Chunk on semantic boundaries where you can — paragraph or section breaks. Fixed-window chunking is a fallback, not a default.

The translation fallback

If Khmer embedding quality is genuinely blocking your product, translate everything to English at ingestion, embed the English, and retrieve against the English index. Keep the Khmer original for display and for the final LLM prompt.

It's not pure. It adds translation cost per document. You lose some Khmer-specific nuance in retrieval. But it ships, and for many products that's the right call for v1. Re-evaluate when multilingual embeddings catch up.

Evaluation is harder in Khmer

There are no public Khmer QA datasets that match your domain. You have to build your own eval set. Fifty to a hundred question/answer pairs from real user queries is usually enough to spot regressions — spend an afternoon with a bilingual collaborator, not a quarter with a contractor.

For scoring, use a judge model with a system prompt that explicitly evaluates meaning rather than literal overlap.
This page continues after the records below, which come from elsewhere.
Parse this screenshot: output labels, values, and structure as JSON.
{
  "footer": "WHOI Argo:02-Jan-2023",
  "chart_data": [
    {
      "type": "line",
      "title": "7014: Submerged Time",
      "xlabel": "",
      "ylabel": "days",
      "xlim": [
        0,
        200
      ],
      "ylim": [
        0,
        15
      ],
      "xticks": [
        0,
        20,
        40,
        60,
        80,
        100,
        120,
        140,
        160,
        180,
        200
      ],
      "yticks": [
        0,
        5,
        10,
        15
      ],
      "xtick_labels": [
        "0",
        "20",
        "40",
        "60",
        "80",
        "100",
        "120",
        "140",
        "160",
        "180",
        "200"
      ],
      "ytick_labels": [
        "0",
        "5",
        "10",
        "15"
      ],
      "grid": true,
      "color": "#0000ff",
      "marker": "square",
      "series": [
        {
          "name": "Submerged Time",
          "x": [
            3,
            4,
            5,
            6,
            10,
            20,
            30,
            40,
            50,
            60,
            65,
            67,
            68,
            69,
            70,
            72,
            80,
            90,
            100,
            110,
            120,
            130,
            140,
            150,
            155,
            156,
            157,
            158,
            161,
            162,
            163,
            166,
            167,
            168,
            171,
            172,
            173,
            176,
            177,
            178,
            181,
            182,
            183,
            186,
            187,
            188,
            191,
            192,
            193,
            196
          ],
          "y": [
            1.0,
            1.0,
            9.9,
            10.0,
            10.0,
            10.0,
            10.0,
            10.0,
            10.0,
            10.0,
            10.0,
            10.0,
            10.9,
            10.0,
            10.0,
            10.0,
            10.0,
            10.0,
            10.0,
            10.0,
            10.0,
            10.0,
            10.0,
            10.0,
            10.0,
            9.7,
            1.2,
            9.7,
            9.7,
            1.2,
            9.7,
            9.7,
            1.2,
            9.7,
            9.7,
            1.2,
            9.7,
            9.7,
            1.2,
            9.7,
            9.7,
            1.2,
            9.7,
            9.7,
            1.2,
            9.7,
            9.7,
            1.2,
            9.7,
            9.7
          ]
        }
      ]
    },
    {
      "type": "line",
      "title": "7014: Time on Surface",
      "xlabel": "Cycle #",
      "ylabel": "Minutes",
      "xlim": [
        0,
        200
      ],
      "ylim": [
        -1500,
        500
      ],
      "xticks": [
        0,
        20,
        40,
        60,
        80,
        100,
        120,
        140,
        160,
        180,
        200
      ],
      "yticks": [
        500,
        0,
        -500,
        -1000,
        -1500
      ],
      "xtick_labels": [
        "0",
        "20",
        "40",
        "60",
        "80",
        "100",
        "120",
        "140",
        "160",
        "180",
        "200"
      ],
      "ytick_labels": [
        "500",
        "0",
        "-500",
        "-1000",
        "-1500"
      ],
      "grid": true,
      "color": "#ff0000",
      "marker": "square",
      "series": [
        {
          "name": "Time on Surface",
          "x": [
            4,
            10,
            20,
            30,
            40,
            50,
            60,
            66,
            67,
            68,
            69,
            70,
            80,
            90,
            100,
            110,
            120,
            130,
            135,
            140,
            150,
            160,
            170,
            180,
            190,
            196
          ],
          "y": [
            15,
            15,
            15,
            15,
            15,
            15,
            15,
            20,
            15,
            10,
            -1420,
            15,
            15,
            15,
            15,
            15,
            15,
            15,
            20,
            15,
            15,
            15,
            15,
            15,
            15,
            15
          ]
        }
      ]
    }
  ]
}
Khmer has many ways to phrase the same answer — a strict string match will flag correct responses as wrong.

Khmer-specific gotchas

  • Digits — Khmer digits (០–៩) and Arabic digits (0–9) both appear in real documents. Normalise to one form before indexing or you'll miss obvious matches.

  • Homographs — some Latin characters render identically to Khmer ones. Handy for attackers who want to bypass filters; painful for your precision metrics. Normalise unicode aggressively.

  • Loanword spellings — terms like "AI", "API", "Vercel" appear in both Latin and Khmer transliteration. Index both. Users type whichever they typed last.

  • Zero-width space (U+200B) — extremely common in Khmer text for line-break hinting. Strip during preprocessing or your tokens and your queries won't line up.

Why this matters for PhnomShip

Serving Khmer-speaking users well is a moat. Most AI products deployed in Cambodia today are English-only — either because the builders don't know where to start, or because their providers made Khmer too hard. The teams that handle Khmer with care will win the Cambodian market.

Every gotcha on this list is a small piece of that moat. Build them in now, while your corpus is small and your eval set is new, and you'll compound an advantage that's hard to copy.